Erasmo, queriendo ser amigo de todos, no lo fue de ninguno. En el contexto de la Reforma se debía ser católico o luterano, sin posilidad de otra cosa. Erasmo prefirió no rechazar el luteranismo y adoptó la estrategia de criticar solo uno de sus aspectos. En De libero arbitrio diatribe (1524) da libre curso a una crítica a la forma de concebir la libertad en el luteranismo, esto es, de socavar el más burdo determinismo que Lutero postuló. Esto hizo que desde Roma se le reprochase tibieza; desde alemania, se le escupió pus, directamente. Hoy nos hace enarcar la ceja esta situación. ¿Por qué debía depender su opinión de otros? Se empiezan ya escuchar las proclamas de libertad y otros flatus vocis modernos. Y la respuesta es, básicamente, que porque vivía de unos y de otros. Al hombre culto de entonces se le pedía, para poder acceder a la ayuda del mecenazgo, respetar unos mínimos filosóficos y teológicos. Hoy mucha gente se escandaliza demasiado de estas cosas, de este pacto, pero lo cierto es que se sigue dando. Hoy, en vez de respetar unos mínimos filosóficos y teológicos, se le pide al pensador que se dedique a temas como "los otros", las fronteras, el género y otras paparruchadas (no porque esos temas no tengan interés, sino porque lo dicho suele ser una mera hojarasca verbal) para conseguir subvenciones. Su pensamiento, si no es encauzado en la dirección prescrita, simplemente no se le paga nada, no se subvenciona. Hay que decir en defensa de Erasmo, si es que esto es una defensa, que siempre fue tibio en sus opiniones y amistades. No es que fuera un mero lisonjero (que algo de ello tenía, al parecer). El carácter del humanista nunca se comprometió con nadie ni con algo. Elogiaba a todos y, cuando era manifiesto que el elogio no era posible, exhortaba con una elegante proclama moral, desprovista de todo filo. Por sus tibiezas naturales, Huizinga dice de Eramo:
"A veces, Erasmo aparece ante nosotros como un hombre que no era lo suficientemente fuerte para su tiempo. En ese rudo siglo XVI se necesitaba la dureza de roble de Lutero, el filo de acero de Calvino y llama de Loyola, pero no la aterciopelada dulzura de Erasmo. Se necesitaba la fuerza y el ardor de aquellos, y también su profundidad, su lógica, su sinceridad y su franqueza que no tenía consideraciones ante nadie y no se asustaba de nada"(Erasmo, p. 325)

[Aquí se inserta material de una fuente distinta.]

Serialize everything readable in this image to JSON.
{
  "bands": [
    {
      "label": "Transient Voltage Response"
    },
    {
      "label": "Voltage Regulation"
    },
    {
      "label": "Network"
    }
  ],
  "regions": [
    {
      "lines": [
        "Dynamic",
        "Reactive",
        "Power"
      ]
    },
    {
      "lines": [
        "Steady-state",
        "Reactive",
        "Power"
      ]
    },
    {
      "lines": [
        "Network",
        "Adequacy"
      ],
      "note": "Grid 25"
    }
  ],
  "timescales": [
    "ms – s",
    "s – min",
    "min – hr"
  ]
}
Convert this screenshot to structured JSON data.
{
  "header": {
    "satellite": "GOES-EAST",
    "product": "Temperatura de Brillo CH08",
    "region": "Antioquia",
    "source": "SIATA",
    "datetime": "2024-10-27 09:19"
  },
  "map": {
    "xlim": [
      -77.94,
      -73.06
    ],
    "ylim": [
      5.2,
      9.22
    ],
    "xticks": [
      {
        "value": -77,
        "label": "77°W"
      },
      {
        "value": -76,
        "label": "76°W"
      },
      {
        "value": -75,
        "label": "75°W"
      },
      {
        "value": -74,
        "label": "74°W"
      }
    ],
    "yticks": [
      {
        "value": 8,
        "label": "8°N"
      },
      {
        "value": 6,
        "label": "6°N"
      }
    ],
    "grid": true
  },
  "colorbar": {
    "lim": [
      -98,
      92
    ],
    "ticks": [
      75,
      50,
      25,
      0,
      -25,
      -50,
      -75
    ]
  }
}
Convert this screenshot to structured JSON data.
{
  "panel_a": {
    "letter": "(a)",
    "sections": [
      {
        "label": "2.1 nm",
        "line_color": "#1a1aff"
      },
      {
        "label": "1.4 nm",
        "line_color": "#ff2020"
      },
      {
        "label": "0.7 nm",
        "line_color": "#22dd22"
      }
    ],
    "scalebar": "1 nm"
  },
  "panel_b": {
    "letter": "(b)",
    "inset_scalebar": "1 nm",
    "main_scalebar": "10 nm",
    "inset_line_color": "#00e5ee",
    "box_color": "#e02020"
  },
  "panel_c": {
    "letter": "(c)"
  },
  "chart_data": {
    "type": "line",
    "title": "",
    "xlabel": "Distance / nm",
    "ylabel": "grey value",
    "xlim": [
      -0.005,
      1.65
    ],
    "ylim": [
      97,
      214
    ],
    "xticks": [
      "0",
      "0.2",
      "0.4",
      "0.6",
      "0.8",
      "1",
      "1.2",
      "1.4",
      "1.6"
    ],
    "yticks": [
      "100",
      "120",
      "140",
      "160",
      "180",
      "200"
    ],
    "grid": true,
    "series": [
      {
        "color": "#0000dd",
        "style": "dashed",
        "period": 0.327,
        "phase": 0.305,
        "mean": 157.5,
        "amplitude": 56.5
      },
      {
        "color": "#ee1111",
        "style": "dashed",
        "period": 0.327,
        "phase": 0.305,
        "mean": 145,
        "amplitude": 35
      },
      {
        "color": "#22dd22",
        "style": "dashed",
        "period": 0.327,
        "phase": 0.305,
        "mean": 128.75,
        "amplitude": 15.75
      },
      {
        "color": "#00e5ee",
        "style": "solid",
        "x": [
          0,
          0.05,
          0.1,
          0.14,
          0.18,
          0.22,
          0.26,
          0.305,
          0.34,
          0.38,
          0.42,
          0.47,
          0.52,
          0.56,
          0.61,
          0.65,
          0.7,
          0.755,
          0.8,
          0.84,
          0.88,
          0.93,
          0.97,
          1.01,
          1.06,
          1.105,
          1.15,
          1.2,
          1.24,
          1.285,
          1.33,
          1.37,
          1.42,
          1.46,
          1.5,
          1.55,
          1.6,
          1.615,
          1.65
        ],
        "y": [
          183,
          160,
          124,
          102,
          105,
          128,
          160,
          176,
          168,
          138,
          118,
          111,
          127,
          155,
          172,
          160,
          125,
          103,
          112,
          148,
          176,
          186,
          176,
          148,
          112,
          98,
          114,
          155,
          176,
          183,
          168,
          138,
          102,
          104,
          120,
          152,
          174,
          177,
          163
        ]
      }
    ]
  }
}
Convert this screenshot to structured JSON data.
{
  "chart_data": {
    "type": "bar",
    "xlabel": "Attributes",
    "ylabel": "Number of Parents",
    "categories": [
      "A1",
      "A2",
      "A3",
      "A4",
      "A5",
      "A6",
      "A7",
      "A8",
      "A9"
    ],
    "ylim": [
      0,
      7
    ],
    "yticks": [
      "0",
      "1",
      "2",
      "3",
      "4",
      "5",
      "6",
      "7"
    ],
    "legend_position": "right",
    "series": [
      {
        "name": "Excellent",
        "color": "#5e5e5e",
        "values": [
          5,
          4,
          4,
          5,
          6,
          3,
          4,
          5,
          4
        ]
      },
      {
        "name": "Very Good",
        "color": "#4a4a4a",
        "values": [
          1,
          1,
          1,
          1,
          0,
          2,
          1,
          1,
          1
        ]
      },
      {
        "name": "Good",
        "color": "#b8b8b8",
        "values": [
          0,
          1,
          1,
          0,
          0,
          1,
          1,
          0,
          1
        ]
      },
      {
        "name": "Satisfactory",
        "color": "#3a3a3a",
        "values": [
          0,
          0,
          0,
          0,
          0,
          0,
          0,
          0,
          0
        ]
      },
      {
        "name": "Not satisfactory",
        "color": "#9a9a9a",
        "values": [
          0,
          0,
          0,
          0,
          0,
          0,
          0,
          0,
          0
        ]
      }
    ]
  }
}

Tras el repaso de toda la vida de este hombre de letras, y de su semblanza, Huizinga cierra la biografía con una consideración sobre los distintos retratos que a Erasmo se le hicieron. Es un mero apéndice que no añade mucho al conjunto de la obra. Obra que es interesante, pero incompleta. Le falta a esta biografía la solidez propia de aquellas que nos pintan toda una vida, toda una obra y toda una época. Con todo, es un ejercicio entretenido pasar la vista por las páginas del historiador holandés, que no carece de gracia en su expresión ni de cierto interés en sus consideraciones.